Marsilea hirsuta – the ideal foreground plant

by Troels Andersen and Oliver Knott

Marsilea hirsuta is well suited to create a low and dense, green cover in the foreground of the aquarium. This plant is only a few centimetres tall, it grows slowly and it is easy to keep, also for the beginner since Marsilea hirsuta thrives even at very low light. For the expert, the many green colours and the dense carpet are presenting the tank in a beautiful way adding a sense of depth in the aquarium.
 
The scientific name for Marsilea hirsuta(010) is yet to be resolved although it has been commercially cultivated for decades. Tropica first produced this plant back in the early 1980s but it never attained widespread popularity. However, since 2000 the interest in Marsilea hirsuta has dramatically increased and today, this plant is very popular amongst aquarist.
Marsilea hirsuta is a water fern belonging to the Marsileaceae family named after the 18th century Italian botanist G. Marsili. It originates from Australia but today, the genus Marsilea is virtually a cosmopolitan. We have often observed the genus in its natural habitats, for example in Asia, and here, it is usually the species Marsilea quadrifolia that occurs. Apart from Marsilea quadrifolia, Marsilea drummondii is also easily confused with Marsilea hirsuta. In its natural habitat, it is often found emergent where it produces longer petioles and divided leaves resembling clover. This is in contrast to the water form, which has much shorter petioles and whole leaves or leaves which are only divided into two or three lobes.

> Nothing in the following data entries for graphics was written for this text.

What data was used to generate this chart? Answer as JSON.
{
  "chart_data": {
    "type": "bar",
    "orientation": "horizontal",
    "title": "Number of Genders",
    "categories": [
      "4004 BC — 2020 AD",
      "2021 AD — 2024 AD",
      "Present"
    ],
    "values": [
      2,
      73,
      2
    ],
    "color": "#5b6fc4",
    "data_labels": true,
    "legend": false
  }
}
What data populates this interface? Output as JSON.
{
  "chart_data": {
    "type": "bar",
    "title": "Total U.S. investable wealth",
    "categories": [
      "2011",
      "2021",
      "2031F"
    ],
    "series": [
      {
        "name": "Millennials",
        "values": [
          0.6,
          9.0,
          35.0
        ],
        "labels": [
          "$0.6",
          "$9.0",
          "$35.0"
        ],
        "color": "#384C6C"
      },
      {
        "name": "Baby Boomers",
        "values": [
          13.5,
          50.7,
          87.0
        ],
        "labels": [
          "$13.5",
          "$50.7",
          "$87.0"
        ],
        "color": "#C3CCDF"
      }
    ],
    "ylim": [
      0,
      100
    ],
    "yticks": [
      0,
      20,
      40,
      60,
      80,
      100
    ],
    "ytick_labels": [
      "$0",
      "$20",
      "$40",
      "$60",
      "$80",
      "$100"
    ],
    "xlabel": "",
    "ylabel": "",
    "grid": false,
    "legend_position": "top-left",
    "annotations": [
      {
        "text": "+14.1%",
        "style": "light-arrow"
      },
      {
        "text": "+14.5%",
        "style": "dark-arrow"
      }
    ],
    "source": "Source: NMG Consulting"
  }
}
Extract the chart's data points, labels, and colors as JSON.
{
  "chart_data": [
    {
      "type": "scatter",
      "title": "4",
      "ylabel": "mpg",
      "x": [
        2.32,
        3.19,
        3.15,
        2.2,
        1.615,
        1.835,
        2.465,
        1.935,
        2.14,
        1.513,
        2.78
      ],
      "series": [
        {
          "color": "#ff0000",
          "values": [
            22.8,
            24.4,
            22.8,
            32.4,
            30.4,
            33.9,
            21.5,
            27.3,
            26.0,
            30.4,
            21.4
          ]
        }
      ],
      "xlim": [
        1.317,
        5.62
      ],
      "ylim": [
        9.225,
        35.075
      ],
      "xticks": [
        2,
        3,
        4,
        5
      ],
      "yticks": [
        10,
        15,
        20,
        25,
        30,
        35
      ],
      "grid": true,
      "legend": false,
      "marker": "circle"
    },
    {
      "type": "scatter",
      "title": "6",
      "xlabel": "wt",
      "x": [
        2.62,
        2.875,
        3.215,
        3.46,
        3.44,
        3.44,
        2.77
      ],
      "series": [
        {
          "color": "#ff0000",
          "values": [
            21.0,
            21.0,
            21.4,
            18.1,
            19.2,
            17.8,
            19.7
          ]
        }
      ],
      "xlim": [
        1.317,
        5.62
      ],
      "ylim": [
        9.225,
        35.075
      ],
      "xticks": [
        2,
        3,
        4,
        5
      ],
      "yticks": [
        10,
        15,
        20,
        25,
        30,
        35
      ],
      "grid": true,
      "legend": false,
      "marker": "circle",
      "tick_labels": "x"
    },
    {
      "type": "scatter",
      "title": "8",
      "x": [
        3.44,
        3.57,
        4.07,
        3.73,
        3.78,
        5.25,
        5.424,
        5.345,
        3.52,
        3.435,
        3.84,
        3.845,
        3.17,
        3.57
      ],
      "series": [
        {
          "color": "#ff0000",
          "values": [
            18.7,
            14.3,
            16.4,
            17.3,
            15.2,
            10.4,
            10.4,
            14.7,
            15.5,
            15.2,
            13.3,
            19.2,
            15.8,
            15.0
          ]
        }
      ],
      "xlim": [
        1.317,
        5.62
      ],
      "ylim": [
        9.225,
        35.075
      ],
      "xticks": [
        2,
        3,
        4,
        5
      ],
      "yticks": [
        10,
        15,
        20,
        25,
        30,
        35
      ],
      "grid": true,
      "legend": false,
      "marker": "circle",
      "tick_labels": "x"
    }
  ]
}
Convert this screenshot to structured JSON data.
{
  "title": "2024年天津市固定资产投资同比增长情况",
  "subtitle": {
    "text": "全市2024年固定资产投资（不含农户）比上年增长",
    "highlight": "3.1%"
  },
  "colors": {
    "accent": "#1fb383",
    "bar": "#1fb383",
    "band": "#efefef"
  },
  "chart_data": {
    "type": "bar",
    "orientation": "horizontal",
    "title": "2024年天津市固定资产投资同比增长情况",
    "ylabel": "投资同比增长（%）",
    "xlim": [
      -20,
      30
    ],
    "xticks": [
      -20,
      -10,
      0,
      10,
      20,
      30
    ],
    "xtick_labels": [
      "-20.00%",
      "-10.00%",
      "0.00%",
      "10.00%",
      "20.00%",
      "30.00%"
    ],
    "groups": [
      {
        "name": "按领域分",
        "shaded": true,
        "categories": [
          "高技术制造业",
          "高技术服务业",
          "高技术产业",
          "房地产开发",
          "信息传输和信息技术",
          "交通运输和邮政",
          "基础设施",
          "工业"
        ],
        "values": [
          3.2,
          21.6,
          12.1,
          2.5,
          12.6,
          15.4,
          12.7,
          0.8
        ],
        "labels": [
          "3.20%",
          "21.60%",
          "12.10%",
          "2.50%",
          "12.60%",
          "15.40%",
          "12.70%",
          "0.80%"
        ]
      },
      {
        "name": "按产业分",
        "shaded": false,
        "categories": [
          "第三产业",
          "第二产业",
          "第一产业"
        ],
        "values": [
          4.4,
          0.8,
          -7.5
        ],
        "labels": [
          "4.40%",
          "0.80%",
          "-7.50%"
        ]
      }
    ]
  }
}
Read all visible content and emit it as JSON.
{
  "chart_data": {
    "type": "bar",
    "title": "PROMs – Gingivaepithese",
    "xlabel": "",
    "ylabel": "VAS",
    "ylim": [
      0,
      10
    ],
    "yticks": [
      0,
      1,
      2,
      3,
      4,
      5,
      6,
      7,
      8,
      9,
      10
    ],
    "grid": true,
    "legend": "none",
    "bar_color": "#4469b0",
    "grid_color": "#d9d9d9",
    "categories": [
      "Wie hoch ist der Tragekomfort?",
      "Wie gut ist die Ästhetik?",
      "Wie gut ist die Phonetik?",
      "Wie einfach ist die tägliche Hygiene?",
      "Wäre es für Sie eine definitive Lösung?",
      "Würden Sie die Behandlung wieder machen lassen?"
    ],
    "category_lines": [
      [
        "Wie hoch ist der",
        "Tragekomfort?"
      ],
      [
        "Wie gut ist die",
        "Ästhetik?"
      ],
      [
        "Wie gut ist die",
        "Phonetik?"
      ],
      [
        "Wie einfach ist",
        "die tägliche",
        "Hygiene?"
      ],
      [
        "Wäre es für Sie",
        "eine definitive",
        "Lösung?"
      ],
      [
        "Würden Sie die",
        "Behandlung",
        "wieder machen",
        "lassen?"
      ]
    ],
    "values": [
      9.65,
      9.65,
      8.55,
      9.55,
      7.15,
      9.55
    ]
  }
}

In Tropica, Marsilea hirsuta is also grown emergent and hence, it is usually supplied with light green clover-like leaves, which after some time under water are replaced by various other leaf forms. The water form can produce whole leaves which resemble a large Glossostigma but it may also set leaves which are divided into two, three or four lobes of different colours and stature depending on the actual growth conditions.
When Marsilea hirsuta is planted into the aquarium, you have to remove the old emergent leaves; these leaves will never adapt to the underwater environment anyway and thus, they only serve to absorb vital carbohydrates from the plant during the transition period to underwater life. From the base, new leaves are set which initially resemble the emergent leaves and which may be divided. Later, however, larger and undivided leaves are produced. From time to time, Marsilea hirsuta produces leaves with longer petioles and these may be removed if they disturb the desired picture of the foreground carpet. The pot should be divided into four to six portions with a scissor and the small blocks may then be planted into the substrate 3-4 cm apart by using tweezers. The plant will spend the initial days producing new roots and subsequently new underwater leaves will also be formed. Thus, Marsilea hirsuta is yet another example of a foreground plant which to begin with does not look too impressive, but which after some time transforms into a dense green carpet.

Marsilea hirsuta tolerates a wide spectrum of light and CO2 conditions and it grows well in soft as well as hard water in a wide pH interval. Without CO2 and at low light, the growth of Marsilea hirsuta almost ceases, whereas it really thrives at moderate CO2 fertilization at a pH around 7. Marsilea hirsuta grows best between 20-26 degrees C and longer periods with higher temperature will often damage the plant.